Je m’aperçois en cours de visionnage que je ne décolère pas de la façon dont Aspergirl, autre série sur une femme autiste qui se présentait comme une alliée, nous a poignardé·es dans le dos à plusieurs reprises, notamment son dénouement ni fait ni à faire. Je sens un respect beaucoup plus grand ici dans le traitement du personnage d’Astrid.
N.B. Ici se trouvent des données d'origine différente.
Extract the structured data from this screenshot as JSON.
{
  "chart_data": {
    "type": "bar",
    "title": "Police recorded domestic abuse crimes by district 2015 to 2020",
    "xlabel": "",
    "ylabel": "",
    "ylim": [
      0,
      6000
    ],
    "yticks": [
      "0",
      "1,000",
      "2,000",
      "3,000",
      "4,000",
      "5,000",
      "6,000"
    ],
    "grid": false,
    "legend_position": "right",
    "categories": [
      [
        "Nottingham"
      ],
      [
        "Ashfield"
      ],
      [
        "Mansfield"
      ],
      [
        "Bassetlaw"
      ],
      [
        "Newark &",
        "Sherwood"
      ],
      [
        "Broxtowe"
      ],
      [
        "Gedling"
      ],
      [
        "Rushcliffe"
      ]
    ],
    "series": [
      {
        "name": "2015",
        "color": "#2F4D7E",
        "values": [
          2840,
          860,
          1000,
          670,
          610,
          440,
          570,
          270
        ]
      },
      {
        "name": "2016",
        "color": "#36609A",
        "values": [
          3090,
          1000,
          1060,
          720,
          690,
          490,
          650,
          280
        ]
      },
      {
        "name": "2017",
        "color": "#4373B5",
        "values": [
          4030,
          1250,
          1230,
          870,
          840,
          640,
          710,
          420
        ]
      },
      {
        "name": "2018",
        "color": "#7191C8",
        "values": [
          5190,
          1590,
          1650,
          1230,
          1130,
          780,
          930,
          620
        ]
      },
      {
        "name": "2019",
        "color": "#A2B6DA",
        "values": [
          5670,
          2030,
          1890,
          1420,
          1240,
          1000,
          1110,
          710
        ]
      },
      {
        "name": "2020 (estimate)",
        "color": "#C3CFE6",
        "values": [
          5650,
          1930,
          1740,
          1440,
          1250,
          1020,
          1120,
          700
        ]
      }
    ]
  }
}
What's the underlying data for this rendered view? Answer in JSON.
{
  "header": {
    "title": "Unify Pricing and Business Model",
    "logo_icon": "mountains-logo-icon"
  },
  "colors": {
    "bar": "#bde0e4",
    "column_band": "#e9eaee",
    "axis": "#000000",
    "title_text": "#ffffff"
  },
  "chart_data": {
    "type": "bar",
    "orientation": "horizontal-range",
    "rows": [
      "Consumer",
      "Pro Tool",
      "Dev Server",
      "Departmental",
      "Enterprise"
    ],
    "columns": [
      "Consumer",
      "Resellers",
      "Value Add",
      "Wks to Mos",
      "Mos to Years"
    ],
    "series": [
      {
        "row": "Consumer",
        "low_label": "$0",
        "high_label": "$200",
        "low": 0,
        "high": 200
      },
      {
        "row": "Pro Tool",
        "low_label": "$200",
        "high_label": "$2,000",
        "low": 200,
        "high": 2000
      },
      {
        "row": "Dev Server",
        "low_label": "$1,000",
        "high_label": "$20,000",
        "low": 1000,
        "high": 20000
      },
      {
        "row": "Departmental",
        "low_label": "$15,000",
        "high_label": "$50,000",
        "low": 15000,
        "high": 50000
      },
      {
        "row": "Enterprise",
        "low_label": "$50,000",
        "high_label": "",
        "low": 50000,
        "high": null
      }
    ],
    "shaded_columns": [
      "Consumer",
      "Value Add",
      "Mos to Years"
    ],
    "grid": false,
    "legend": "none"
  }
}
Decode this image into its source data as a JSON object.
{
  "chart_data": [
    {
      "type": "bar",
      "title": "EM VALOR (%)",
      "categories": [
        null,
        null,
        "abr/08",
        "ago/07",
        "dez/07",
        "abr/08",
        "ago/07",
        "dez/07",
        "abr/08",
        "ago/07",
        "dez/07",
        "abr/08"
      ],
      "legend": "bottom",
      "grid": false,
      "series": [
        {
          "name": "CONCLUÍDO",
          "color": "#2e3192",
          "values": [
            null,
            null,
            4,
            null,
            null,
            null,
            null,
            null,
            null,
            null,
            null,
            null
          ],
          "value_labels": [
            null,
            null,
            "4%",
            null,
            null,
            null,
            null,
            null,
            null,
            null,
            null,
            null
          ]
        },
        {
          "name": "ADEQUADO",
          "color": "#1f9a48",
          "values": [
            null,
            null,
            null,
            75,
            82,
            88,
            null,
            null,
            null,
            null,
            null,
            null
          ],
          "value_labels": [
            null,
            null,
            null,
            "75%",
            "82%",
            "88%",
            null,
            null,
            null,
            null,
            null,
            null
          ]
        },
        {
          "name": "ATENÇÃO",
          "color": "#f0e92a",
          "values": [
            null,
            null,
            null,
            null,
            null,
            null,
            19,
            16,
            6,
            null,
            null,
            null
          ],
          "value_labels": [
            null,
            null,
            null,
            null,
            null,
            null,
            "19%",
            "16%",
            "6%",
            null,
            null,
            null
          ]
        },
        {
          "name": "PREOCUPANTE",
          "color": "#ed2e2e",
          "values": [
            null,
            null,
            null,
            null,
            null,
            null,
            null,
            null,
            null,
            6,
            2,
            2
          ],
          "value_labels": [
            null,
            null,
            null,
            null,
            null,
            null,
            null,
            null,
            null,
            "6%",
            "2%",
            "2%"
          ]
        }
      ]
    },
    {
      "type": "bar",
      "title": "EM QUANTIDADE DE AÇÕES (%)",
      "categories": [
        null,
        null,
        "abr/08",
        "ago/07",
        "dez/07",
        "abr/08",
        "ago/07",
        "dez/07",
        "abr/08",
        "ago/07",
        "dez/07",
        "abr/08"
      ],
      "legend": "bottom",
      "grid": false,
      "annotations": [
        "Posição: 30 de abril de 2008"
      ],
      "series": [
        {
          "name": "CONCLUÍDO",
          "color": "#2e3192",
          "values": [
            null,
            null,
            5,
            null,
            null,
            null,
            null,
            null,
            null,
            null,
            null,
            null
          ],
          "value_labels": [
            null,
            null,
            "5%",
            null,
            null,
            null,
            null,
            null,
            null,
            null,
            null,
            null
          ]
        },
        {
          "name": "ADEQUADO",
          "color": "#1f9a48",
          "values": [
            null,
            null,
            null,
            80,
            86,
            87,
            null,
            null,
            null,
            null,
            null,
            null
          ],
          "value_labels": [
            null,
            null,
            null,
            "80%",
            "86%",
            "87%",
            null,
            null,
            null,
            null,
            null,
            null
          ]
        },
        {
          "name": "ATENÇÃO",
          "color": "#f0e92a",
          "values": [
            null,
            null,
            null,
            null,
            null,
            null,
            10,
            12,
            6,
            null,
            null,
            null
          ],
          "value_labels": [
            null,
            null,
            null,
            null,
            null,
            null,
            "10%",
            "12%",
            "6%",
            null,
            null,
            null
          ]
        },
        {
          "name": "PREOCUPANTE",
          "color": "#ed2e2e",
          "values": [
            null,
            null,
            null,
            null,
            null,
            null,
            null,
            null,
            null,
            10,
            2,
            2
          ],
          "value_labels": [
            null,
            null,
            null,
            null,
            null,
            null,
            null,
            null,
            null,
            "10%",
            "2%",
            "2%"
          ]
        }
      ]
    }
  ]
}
Cerise sur le gâteau, l’aspect alambiqué des énigmes est très plaisant et bien mené, les résolutions sont généralement à la hauteur des attentes suscitées, ce qui pousse à enchaîner très vite les épisodes. Même si, en fin de compte, c’est pour la justesse de cette relation d’amitié que j’y reviens. Un véritable échange, un lien très fort sont possibles entre neurotypiques et neuroatypiques, qui peuvent apprendre beaucoup les uns des autres, voilà ce qu’Aspergirl échouait à montrer et qui est traité d’une très belle façon ici.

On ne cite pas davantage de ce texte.